Agora, no final, o eu lírico chama todos “a quem dos crimes / o funesto labéu infecta”, ou seja, todos nós, filhos de Adão, todos que fomos manchados, maculados, pelo pecado (o supino do verbo inficio é infectum, lembrando-nos justamente uma “infecção”, “contaminação”, “transmissão de doença”); e declara-lhes, por fim: “neste banho de salvação / quem se lava, purificar-se-á”. Com isso, retoma-se a ideia da estrofe inicial — dos riachos perenes —, mas associa-se-lhe a ideia do “banho” (bálneo), como quem diz:
Estes riachos não são só para ser admirados! A Paixão do Senhor não é só para ser vista nos cinemas! É preciso tomar parte nela.
Ou, como diz a declaração de um sínodo do século IX, “o cálice da salvação humana certamente tem em si algo que sirva em proveito de todos, mas, se não for bebido, não cura” [iii].
Mas como podemos nos lavar, hoje, neste “rio” que emana das feridas do Salvador?
Através dos sacramentos, responde-nos a Igreja. Todos eles tiram sua força e eficácia da Paixão de Cristo, de modo que, toda vez que recebemos os sacramentos, é como se estivéssemos nos unindo à Paixão do Salvador. Aliás, o “duplo licor” (géminus liquor, 6.ª estrofe) que jorra do peito aberto de Cristo é sinal justamente do Batismo e da Eucaristia, o primeiro indispensável para a salvação e o segundo o maior dos sacramentos todos.

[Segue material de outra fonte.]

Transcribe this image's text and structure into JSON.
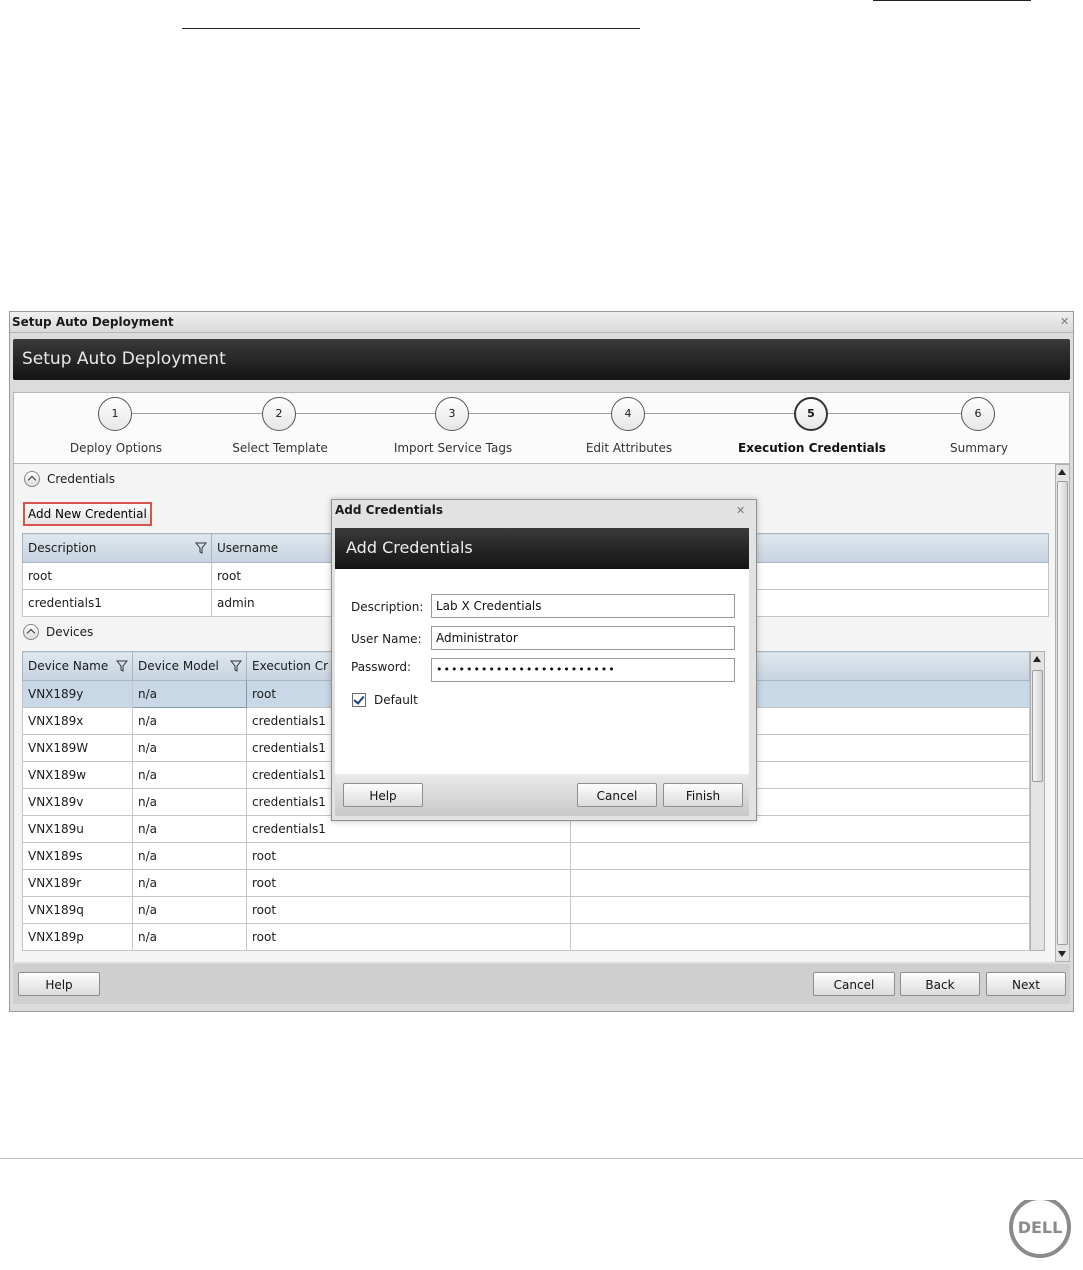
{
  "window": {
    "title": "Setup Auto Deployment",
    "banner_title": "Setup Auto Deployment"
  },
  "steps": [
    {
      "number": "1",
      "label": "Deploy Options"
    },
    {
      "number": "2",
      "label": "Select Template"
    },
    {
      "number": "3",
      "label": "Import Service Tags"
    },
    {
      "number": "4",
      "label": "Edit Attributes"
    },
    {
      "number": "5",
      "label": "Execution Credentials"
    },
    {
      "number": "6",
      "label": "Summary"
    }
  ],
  "active_step": 5,
  "credentials": {
    "section_title": "Credentials",
    "add_button": "Add New Credential",
    "columns": [
      "Description",
      "Username"
    ],
    "rows": [
      {
        "description": "root",
        "username": "root"
      },
      {
        "description": "credentials1",
        "username": "admin"
      }
    ]
  },
  "devices": {
    "section_title": "Devices",
    "columns": [
      "Device Name",
      "Device Model",
      "Execution Cr"
    ],
    "rows": [
      {
        "name": "VNX189y",
        "model": "n/a",
        "credential": "root"
      },
      {
        "name": "VNX189x",
        "model": "n/a",
        "credential": "credentials1"
      },
      {
        "name": "VNX189W",
        "model": "n/a",
        "credential": "credentials1"
      },
      {
        "name": "VNX189w",
        "model": "n/a",
        "credential": "credentials1"
      },
      {
        "name": "VNX189v",
        "model": "n/a",
        "credential": "credentials1"
      },
      {
        "name": "VNX189u",
        "model": "n/a",
        "credential": "credentials1"
      },
      {
        "name": "VNX189s",
        "model": "n/a",
        "credential": "root"
      },
      {
        "name": "VNX189r",
        "model": "n/a",
        "credential": "root"
      },
      {
        "name": "VNX189q",
        "model": "n/a",
        "credential": "root"
      },
      {
        "name": "VNX189p",
        "model": "n/a",
        "credential": "root"
      }
    ]
  },
  "footer": {
    "help": "Help",
    "cancel": "Cancel",
    "back": "Back",
    "next": "Next"
  },
  "dialog": {
    "title": "Add Credentials",
    "banner_title": "Add Credentials",
    "description_label": "Description:",
    "description_value": "Lab X Credentials",
    "username_label": "User Name:",
    "username_value": "Administrator",
    "password_label": "Password:",
    "password_value": "••••••••••••••••••••••••",
    "default_label": "Default",
    "default_checked": true,
    "help": "Help",
    "cancel": "Cancel",
    "finish": "Finish"
  },
  "icons": {
    "close": "close-icon",
    "filter": "filter-funnel-icon",
    "collapse": "collapse-chevron-icon"
  },
  "colors": {
    "banner_dark": "#1a1a1a",
    "highlight_border": "#d9534f",
    "selected_row": "#c8d8e6",
    "grid_header": "#c6d3df"
  }
}
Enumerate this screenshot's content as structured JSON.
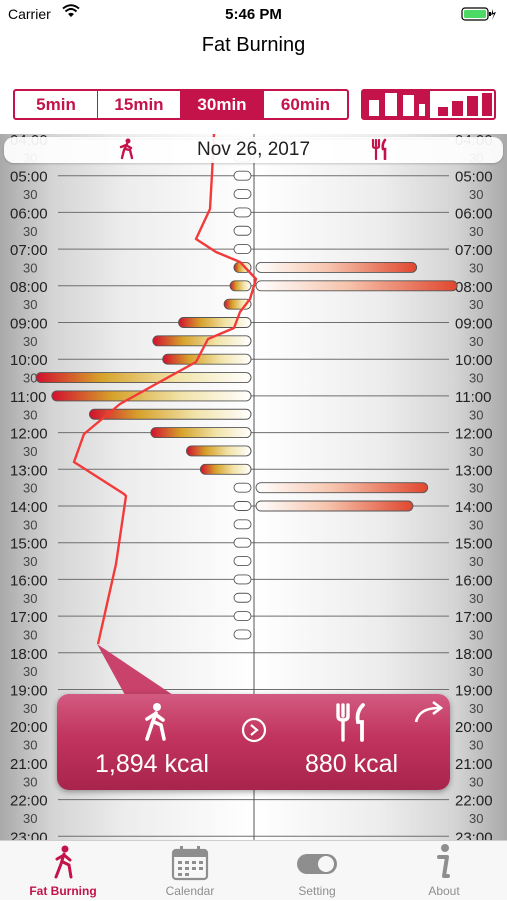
{
  "status": {
    "carrier": "Carrier",
    "time": "5:46 PM"
  },
  "nav": {
    "title": "Fat Burning"
  },
  "interval_options": [
    "5min",
    "15min",
    "30min",
    "60min"
  ],
  "selected_interval": "30min",
  "chart_toggle": {
    "selected": "bars-grouped",
    "options": [
      "bars-grouped",
      "bars-ascending"
    ]
  },
  "date": "Nov 26, 2017",
  "hour_labels": [
    "04:00",
    "05:00",
    "06:00",
    "07:00",
    "08:00",
    "09:00",
    "10:00",
    "11:00",
    "12:00",
    "13:00",
    "14:00",
    "15:00",
    "16:00",
    "17:00",
    "18:00",
    "19:00",
    "20:00",
    "21:00",
    "22:00",
    "23:00"
  ],
  "half_label": "30",
  "summary": {
    "burned_kcal": "1,894 kcal",
    "intake_kcal": "880 kcal"
  },
  "tabs": [
    {
      "label": "Fat Burning",
      "icon": "walking-person-icon"
    },
    {
      "label": "Calendar",
      "icon": "calendar-icon"
    },
    {
      "label": "Setting",
      "icon": "toggle-icon"
    },
    {
      "label": "About",
      "icon": "info-icon"
    }
  ],
  "colors": {
    "accent": "#c4124a",
    "line": "#f23a3a"
  },
  "chart_data": {
    "type": "bar",
    "title": "",
    "x_unit": "half-hour slot",
    "activity_bars": [
      {
        "time": "07:30",
        "level": 0.0
      },
      {
        "time": "08:00",
        "level": 0.02
      },
      {
        "time": "08:30",
        "level": 0.05
      },
      {
        "time": "09:00",
        "level": 0.28
      },
      {
        "time": "09:30",
        "level": 0.41
      },
      {
        "time": "10:00",
        "level": 0.36
      },
      {
        "time": "10:30",
        "level": 1.0
      },
      {
        "time": "11:00",
        "level": 0.92
      },
      {
        "time": "11:30",
        "level": 0.73
      },
      {
        "time": "12:00",
        "level": 0.42
      },
      {
        "time": "12:30",
        "level": 0.24
      },
      {
        "time": "13:00",
        "level": 0.17
      }
    ],
    "meal_bars": [
      {
        "time": "07:30",
        "level": 0.78
      },
      {
        "time": "08:00",
        "level": 1.0
      },
      {
        "time": "13:30",
        "level": 0.84
      },
      {
        "time": "14:00",
        "level": 0.76
      }
    ]
  }
}
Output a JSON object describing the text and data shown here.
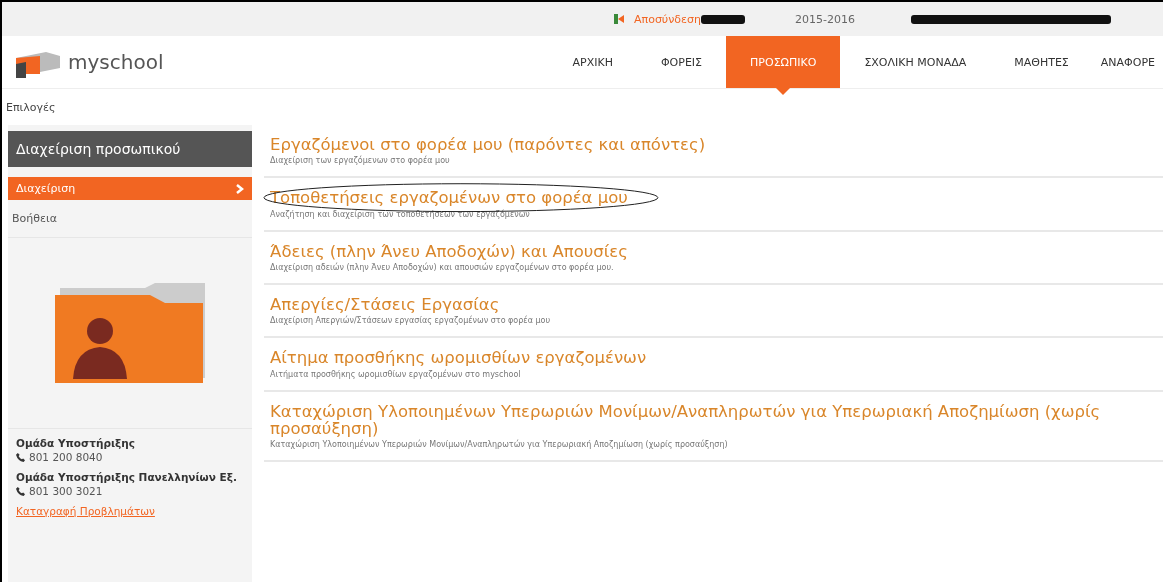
{
  "top_bar": {
    "logout": "Αποσύνδεση",
    "school_year": "2015-2016"
  },
  "logo": {
    "text": "myschool"
  },
  "nav": [
    {
      "label": "ΑΡΧΙΚΗ",
      "selected": false
    },
    {
      "label": "ΦΟΡΕΙΣ",
      "selected": false
    },
    {
      "label": "ΠΡΟΣΩΠΙΚΟ",
      "selected": true
    },
    {
      "label": "ΣΧΟΛΙΚΗ ΜΟΝΑΔΑ",
      "selected": false
    },
    {
      "label": "ΜΑΘΗΤΕΣ",
      "selected": false
    },
    {
      "label": "ΑΝΑΦΟΡΕ",
      "selected": false
    }
  ],
  "breadcrumb": "Επιλογές",
  "sidebar": {
    "title": "Διαχείριση προσωπικού",
    "items": [
      {
        "label": "Διαχείριση",
        "selected": true
      },
      {
        "label": "Βοήθεια",
        "selected": false
      }
    ],
    "contacts": [
      {
        "name": "Ομάδα Υποστήριξης",
        "phone": "801 200 8040"
      },
      {
        "name": "Ομάδα Υποστήριξης Πανελληνίων Εξ.",
        "phone": "801 300 3021"
      }
    ],
    "footer_link": "Καταγραφή Προβλημάτων"
  },
  "menu": [
    {
      "title": "Εργαζόμενοι στο φορέα μου (παρόντες και απόντες)",
      "description": "Διαχείριση των εργαζόμενων στο φορέα μου",
      "circled": false
    },
    {
      "title": "Τοποθετήσεις εργαζομένων στο φορέα μου",
      "description": "Αναζήτηση και διαχείριση των τοποθετήσεων των εργαζόμενων",
      "circled": true
    },
    {
      "title": "Άδειες (πλην Άνευ Αποδοχών) και Απουσίες",
      "description": "Διαχείριση αδειών (πλην Άνευ Αποδοχών) και απουσιών εργαζομένων στο φορέα μου.",
      "circled": false
    },
    {
      "title": "Απεργίες/Στάσεις Εργασίας",
      "description": "Διαχείριση Απεργιών/Στάσεων εργασίας εργαζομένων στο φορέα μου",
      "circled": false
    },
    {
      "title": "Αίτημα προσθήκης ωρομισθίων εργαζομένων",
      "description": "Αιτήματα προσθήκης ωρομισθίων εργαζομένων στο myschool",
      "circled": false
    },
    {
      "title": "Καταχώριση Υλοποιημένων Υπερωριών Μονίμων/Αναπληρωτών για Υπερωριακή Αποζημίωση (χωρίς προσαύξηση)",
      "description": "Καταχώριση Υλοποιημένων Υπερωριών Μονίμων/Αναπληρωτών για Υπερωριακή Αποζημίωση (χωρίς προσαύξηση)",
      "circled": false
    }
  ]
}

Procuremos, pois, banhar-nos com estes líquidos salvíficos, com estes sinais sensíveis da graça invisível de Cristo. Ele morreu por todos nós, é verdade. Mas, se não tomarmos o cálice da salvação, se não entrarmos — como os justos do Apocalipse — no rubro flume do Sangue de Cristo, será em vão para nós toda a sua cruenta e amorosíssima Paixão.